Question 161047This question is from textbook Amsco's Integrated Algebra 1
: Hi I really need help on my math homework. Here is the question: The length of a rectangle exceeds its width by 4 feet. If the width is doubled and the length is decreased by 2 feet, a new rectangle is formed whose perimeter is 8 feet more than the perimeter of the original rectangle. Find the dimensions of the original rectangle.
My teacher says that we have to do "let" statements first. Her are mine:
Let x= the width of the rectangle
Let x + 4= the length of the rectangle
I am not sure if these let statements are right, and if they are i am not sure how to set up the equation. Thanks for help
This question is from textbook Amsco's Integrated Algebra 1
Answer by ptaylor(2198)   (Show Source):
You can put this solution on YOUR website!

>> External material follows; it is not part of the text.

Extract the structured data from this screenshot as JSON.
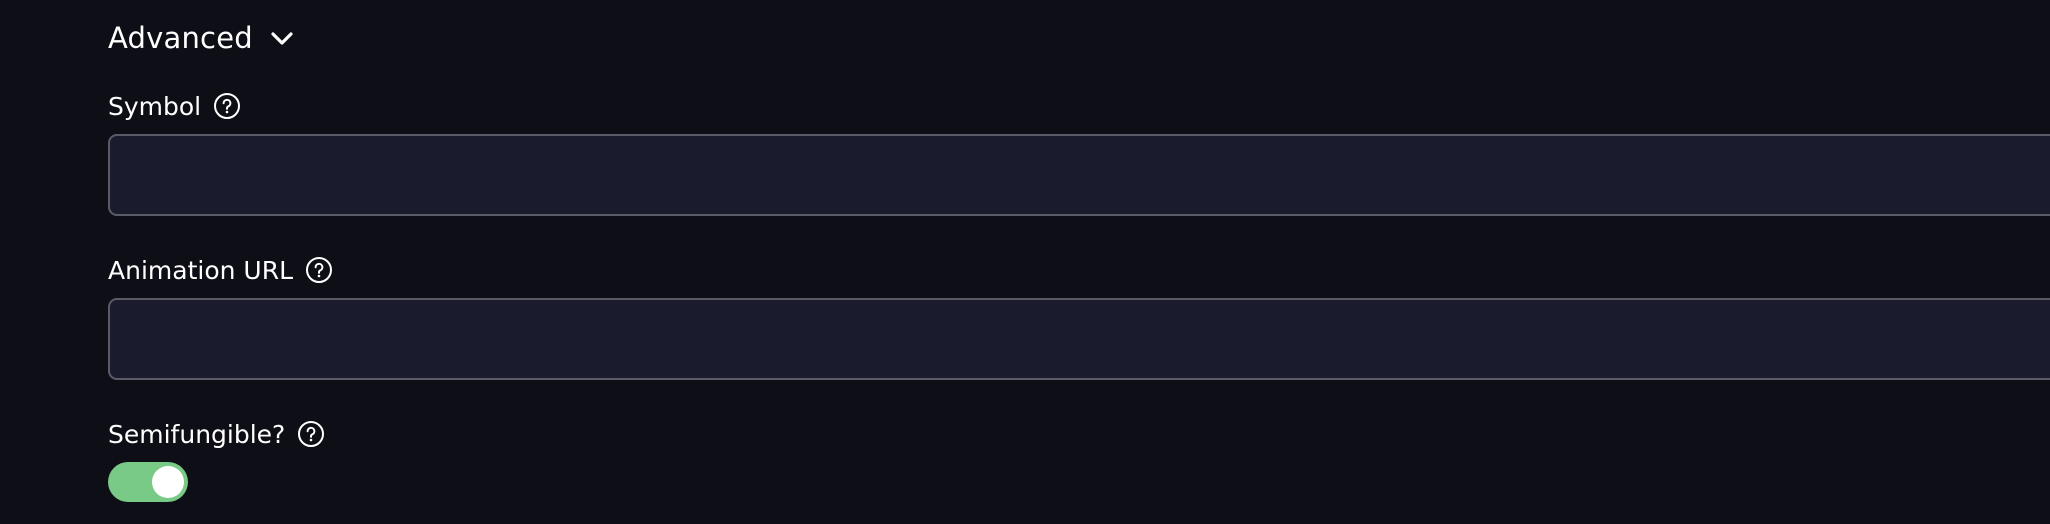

YOU ARE ABSOLUTELY RIGHT IN YOUR APPROACH SO FAR:
Now given what you have done, we know that the perimeter of a rectangle is 2w+2l
So, the perimeter of the original rectangle is:
2x+2(x+4)
Now if we double the width, we get: 2x
And if we decrease the length by 2, we get: x+4-2=x+2
Now the new perimeter would be 2*2x+2(x+2)=4x+2(x+2) and we are told that this new perimeter is 8 feet more than the perimeter of the original rectangle, so our equation to solve is:
Original perimeter +8 =new perimeter, or
2x+2(x+4)+8=4x+2(x+2) get rid of parens (distributive law)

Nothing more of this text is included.